Ainda a propósito da Concentração dos Amigos de 31 de Janeiro (post anterior), veio-nos à lembradura um escrito de um home cá das nossas bandas, um tal de Abílio, nome de Guerra: Junqueiro, em que azougava cá este Pôbo que aguentava tudo sem o arreganho de um couce... Foi isso em 1896, pouco depois do 31 do Porto. - Bem, a resposta teve-a poucos anos depois, quando dois mais estreloucados mataram o rei (e um era trasmontano!!) em Lisboa, e logo a seguir mandaram abaixo a monarquia e puseram a república. Mais de um séc'lo aos depois, há coisas que parece que não mudam. Atão aqui vai:
"Um povo imbecilizado e resignado,
humilde e macambúzio,
fatalista e sonâmbulo,
burro de carga,
besta de nora,
aguentando pauladas,
sacos de vergonhas,
feixes de misérias,
sem uma rebelião,
um mostrar de dentes,
a energia dum coice,
pois que nem já com as orelhas
é capaz de sacudir as moscas;
um povo em catalepsia ambulante,
não se lembrando nem donde vem,
nem onde está,
nem para onde vai;
um povo, enfim,
que eu adoro,
porque sofre e é bom,
e guarda ainda na noite da sua inconsciência como que um lampejo misterioso
da alma nacional,
reflexo de astro em silêncio escuro
de lagoa morta (...) Uma burguesia,
cívica e politicamente corrupta ate à medula, não descriminando já o bem do
mal,
sem palavras,
sem vergonha,
sem carácter,
havendo homens
que, honrados (?) na vida íntima,
descambam na vida pública
em pantomineiros e sevandijas,
capazes de toda a veniaga e toda a infâmia,
da mentira à falsificação,
da violência ao roubo,
donde provém que na política portuguesa sucedam, entre a indiferença geral,
escândalos monstruosos,
absolutamente inverosímeis no Limoeiro (...)
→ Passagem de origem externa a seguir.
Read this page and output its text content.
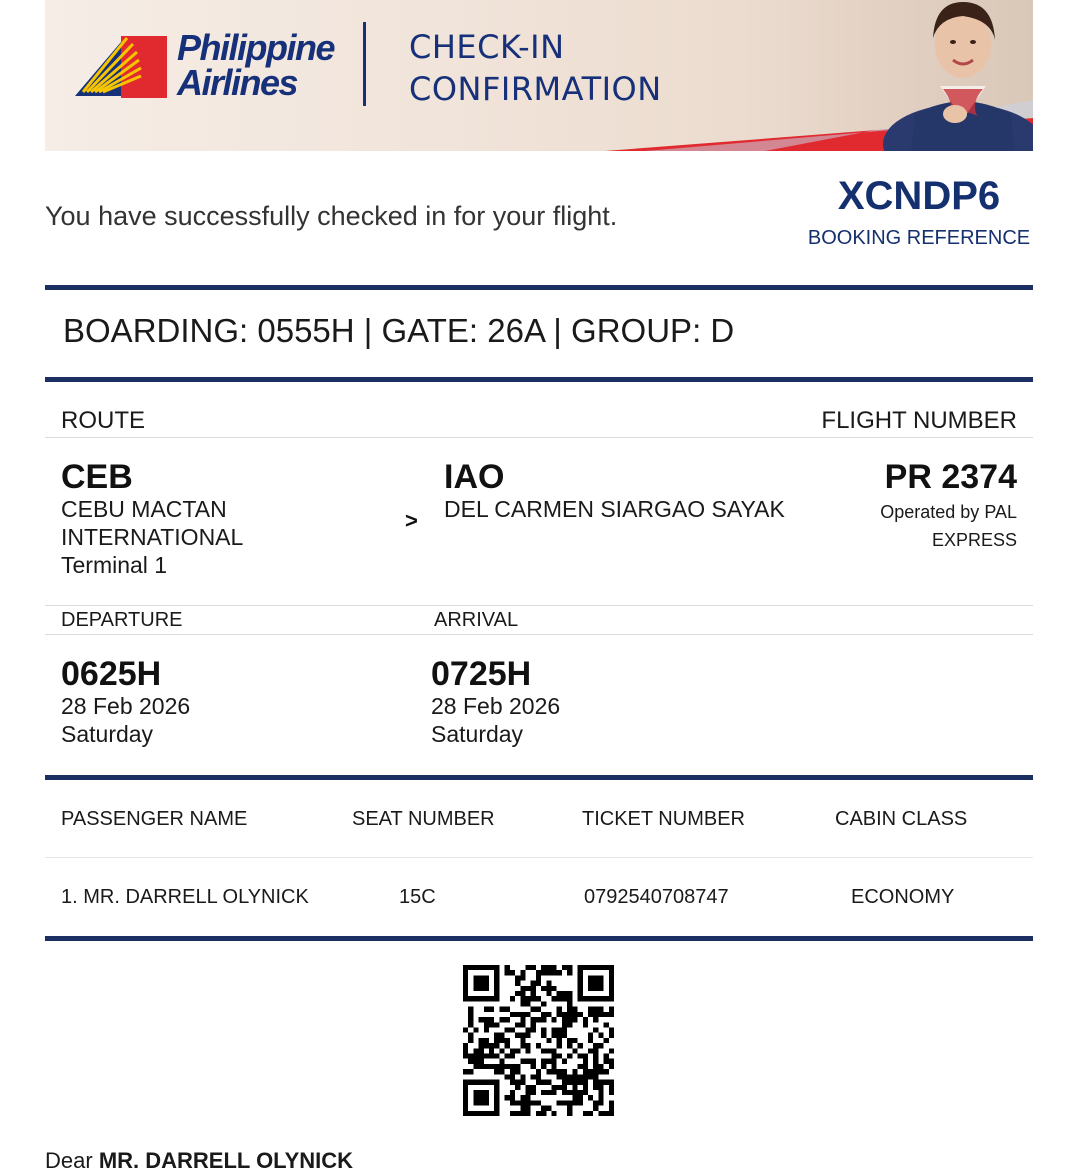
Philippine
Airlines
CHECK-IN
CONFIRMATION
You have successfully checked in for your flight.	XCNDP6
BOOKING REFERENCE
BOARDING: 0555H | GATE: 26A | GROUP: D
ROUTE	FLIGHT NUMBER
CEB
CEBU MACTAN
INTERNATIONAL
Terminal 1
>
IAO
DEL CARMEN SIARGAO SAYAK
PR 2374
Operated by PAL
EXPRESS
DEPARTURE	ARRIVAL
0625H
28 Feb 2026
Saturday
0725H
28 Feb 2026
Saturday
PASSENGER NAME	SEAT NUMBER	TICKET NUMBER	CABIN CLASS
1. MR. DARRELL OLYNICK	15C	0792540708747	ECONOMY
Dear MR. DARRELL OLYNICK
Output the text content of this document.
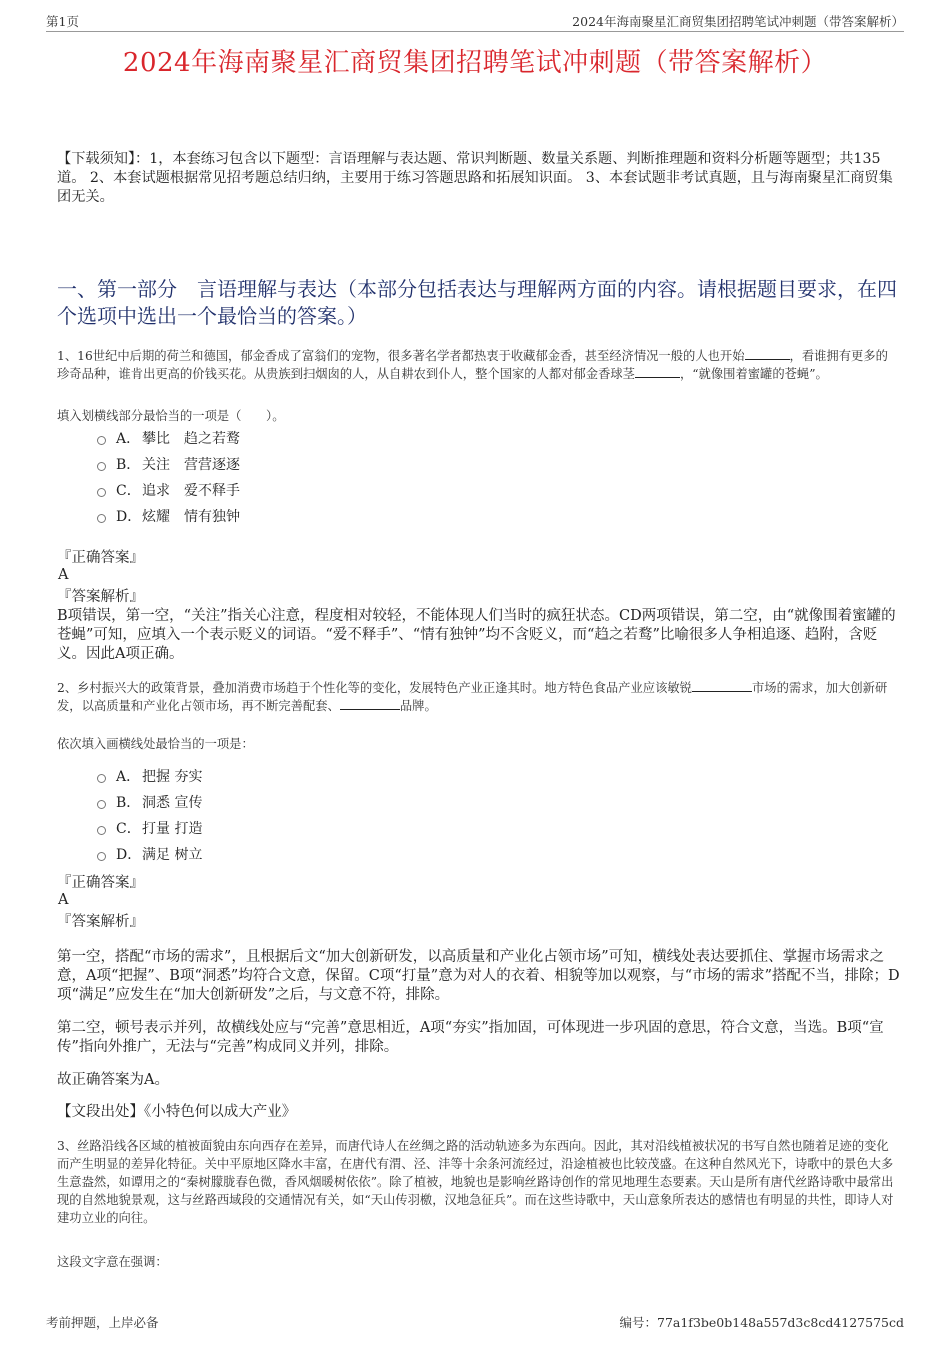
第1页	2024年海南聚星汇商贸集团招聘笔试冲刺题（带答案解析）
2024年海南聚星汇商贸集团招聘笔试冲刺题（带答案解析）
【下载须知】：1，本套练习包含以下题型：言语理解与表达题、常识判断题、数量关系题、判断推理题和资料分析题等题型；共135道。 2、本套试题根据常见招考题总结归纳，主要用于练习答题思路和拓展知识面。 3、本套试题非考试真题，且与海南聚星汇商贸集团无关。
一、第一部分　言语理解与表达（本部分包括表达与理解两方面的内容。请根据题目要求，在四个选项中选出一个最恰当的答案。）
1、16世纪中后期的荷兰和德国，郁金香成了富翁们的宠物，很多著名学者都热衷于收藏郁金香，甚至经济情况一般的人也开始	，看谁拥有更多的珍奇品种，谁肯出更高的价钱买花。从贵族到扫烟囱的人，从自耕农到仆人，整个国家的人都对郁金香球茎	，“就像围着蜜罐的苍蝇”。
填入划横线部分最恰当的一项是（　　）。
A． 攀比　趋之若鹜
B． 关注　营营逐逐
C． 追求　爱不释手
D． 炫耀　情有独钟
『正确答案』
A
『答案解析』
B项错误，第一空，“关注”指关心注意，程度相对较轻，不能体现人们当时的疯狂状态。CD两项错误，第二空，由“就像围着蜜罐的苍蝇”可知，应填入一个表示贬义的词语。“爱不释手”、“情有独钟”均不含贬义，而“趋之若鹜”比喻很多人争相追逐、趋附，含贬义。因此A项正确。
2、乡村振兴大的政策背景，叠加消费市场趋于个性化等的变化，发展特色产业正逢其时。地方特色食品产业应该敏锐	市场的需求，加大创新研发，以高质量和产业化占领市场，再不断完善配套、	品牌。
依次填入画横线处最恰当的一项是：
A． 把握 夯实
B． 洞悉 宣传
C． 打量 打造
D． 满足 树立
『正确答案』
A
『答案解析』
第一空，搭配“市场的需求”，且根据后文“加大创新研发，以高质量和产业化占领市场”可知，横线处表达要抓住、掌握市场需求之意，A项“把握”、B项“洞悉”均符合文意，保留。C项“打量”意为对人的衣着、相貌等加以观察，与“市场的需求”搭配不当，排除；D项“满足”应发生在“加大创新研发”之后，与文意不符，排除。
第二空，顿号表示并列，故横线处应与“完善”意思相近，A项“夯实”指加固，可体现进一步巩固的意思，符合文意，当选。B项“宣传”指向外推广，无法与“完善”构成同义并列，排除。
故正确答案为A。
【文段出处】《小特色何以成大产业》
3、丝路沿线各区域的植被面貌由东向西存在差异，而唐代诗人在丝绸之路的活动轨迹多为东西向。因此，其对沿线植被状况的书写自然也随着足迹的变化而产生明显的差异化特征。关中平原地区降水丰富，在唐代有渭、泾、沣等十余条河流经过，沿途植被也比较茂盛。在这种自然风光下，诗歌中的景色大多生意盎然，如谭用之的“秦树朦胧春色微，香风烟暖树依依”。除了植被，地貌也是影响丝路诗创作的常见地理生态要素。天山是所有唐代丝路诗歌中最常出现的自然地貌景观，这与丝路西域段的交通情况有关，如“天山传羽檄，汉地急征兵”。而在这些诗歌中，天山意象所表达的感情也有明显的共性，即诗人对建功立业的向往。
这段文字意在强调：
考前押题，上岸必备	编号：77a1f3be0b148a557d3c8cd4127575cd
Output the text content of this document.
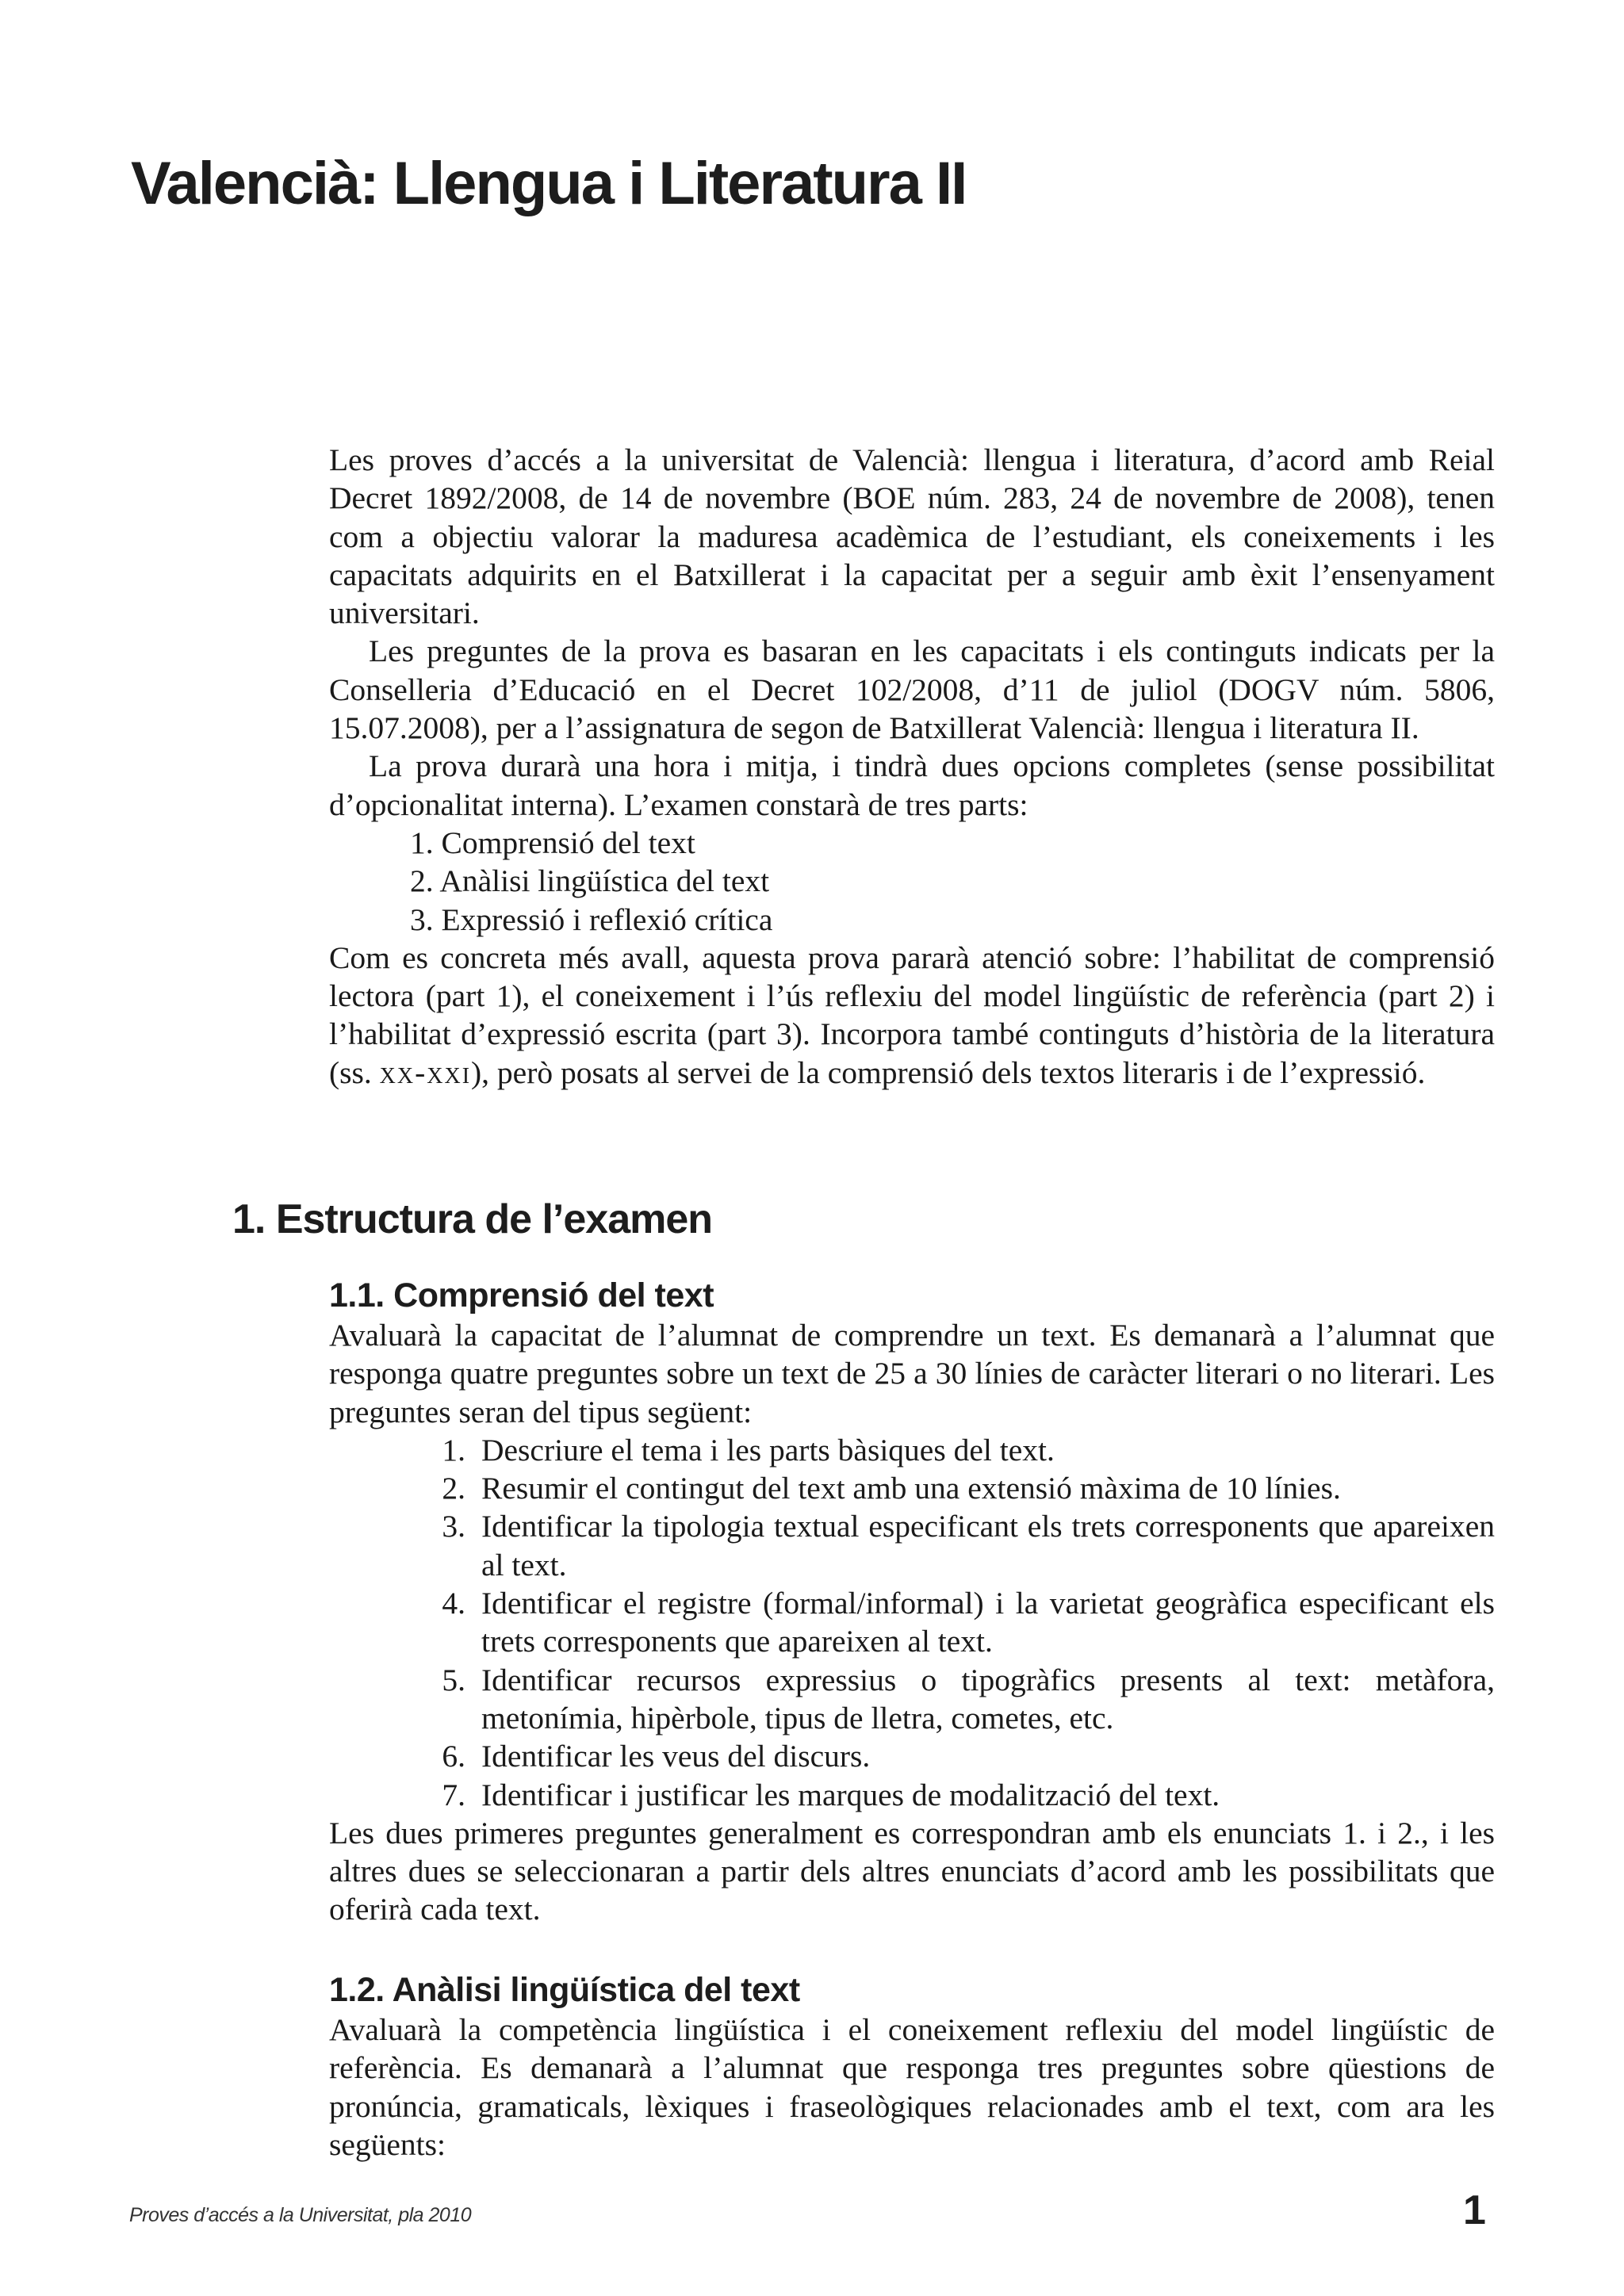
Valencià: Llengua i Literatura II

Les proves d’accés a la universitat de Valencià: llengua i literatura, d’acord amb Reial Decret 1892/2008, de 14 de novembre (BOE núm. 283, 24 de novembre de 2008), tenen com a objectiu valorar la maduresa acadèmica de l’estudiant, els coneixements i les capacitats adquirits en el Batxillerat i la capacitat per a seguir amb èxit l’ensenyament universitari.

Les preguntes de la prova es basaran en les capacitats i els continguts indicats per la Conselleria d’Educació en el Decret 102/2008, d’11 de juliol (DOGV núm. 5806, 15.07.2008), per a l’assignatura de segon de Batxillerat Valencià: llengua i literatura II.

La prova durarà una hora i mitja, i tindrà dues opcions completes (sense possibilitat d’opcionalitat interna). L’examen constarà de tres parts:

1. Comprensió del text
2. Anàlisi lingüística del text
3. Expressió i reflexió crítica

Com es concreta més avall, aquesta prova pararà atenció sobre: l’habilitat de comprensió lectora (part 1), el coneixement i l’ús reflexiu del model lingüístic de referència (part 2) i l’habilitat d’expressió escrita (part 3). Incorpora també continguts d’història de la literatura (ss. xx-xxi), però posats al servei de la comprensió dels textos literaris i de l’expressió.

1. Estructura de l’examen
1.1. Comprensió del text

Avaluarà la capacitat de l’alumnat de comprendre un text. Es demanarà a l’alumnat que responga quatre preguntes sobre un text de 25 a 30 línies de caràcter literari o no literari. Les preguntes seran del tipus següent:

1. Descriure el tema i les parts bàsiques del text.
2. Resumir el contingut del text amb una extensió màxima de 10 línies.
3. Identificar la tipologia textual especificant els trets corresponents que apareixen al text.
4. Identificar el registre (formal/informal) i la varietat geogràfica especificant els trets corresponents que apareixen al text.
5. Identificar recursos expressius o tipogràfics presents al text: metàfora, metonímia, hipèrbole, tipus de lletra, cometes, etc.
6. Identificar les veus del discurs.
7. Identificar i justificar les marques de modalització del text.

Les dues primeres preguntes generalment es correspondran amb els enunciats 1. i 2., i les altres dues se seleccionaran a partir dels altres enunciats d’acord amb les possibilitats que oferirà cada text.

1.2. Anàlisi lingüística del text

Avaluarà la competència lingüística i el coneixement reflexiu del model lingüístic de referència. Es demanarà a l’alumnat que responga tres preguntes sobre qüestions de pronúncia, gramaticals, lèxiques i fraseològiques relacionades amb el text, com ara les següents:

Proves d’accés a la Universitat, pla 2010	1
Um poder legislativo, esfregão de cozinha do executivo;
este criado de quarto do moderador;
e este, finalmente, tornado absoluto
pela abdicação unânime do país,
e exercido ao acaso da herança,
pelo primeiro que sai dum ventre
- como da roda duma lotaria.
A justiça ao arbítrio da Política,
torcendo-lhe a vara
ao ponto de fazer dela saca-rolhas; Dois partidos (...),
sem ideias,
sem planos,
sem convicções,
incapazes (...)
vivendo ambos do mesmo utilitarismo
céptico e pervertido, análogos nas palavras,
idênticos nos actos,
iguais um ao outro
como duas metades do mesmo zero,
e não se amalgamando e fundindo, apesar disso,
pela razão que alguém deu no
parlamento,
de não caberem todos duma vez na mesma sala de jantar (...)"
Guerra Junqueiro, in "Pátria", 1896.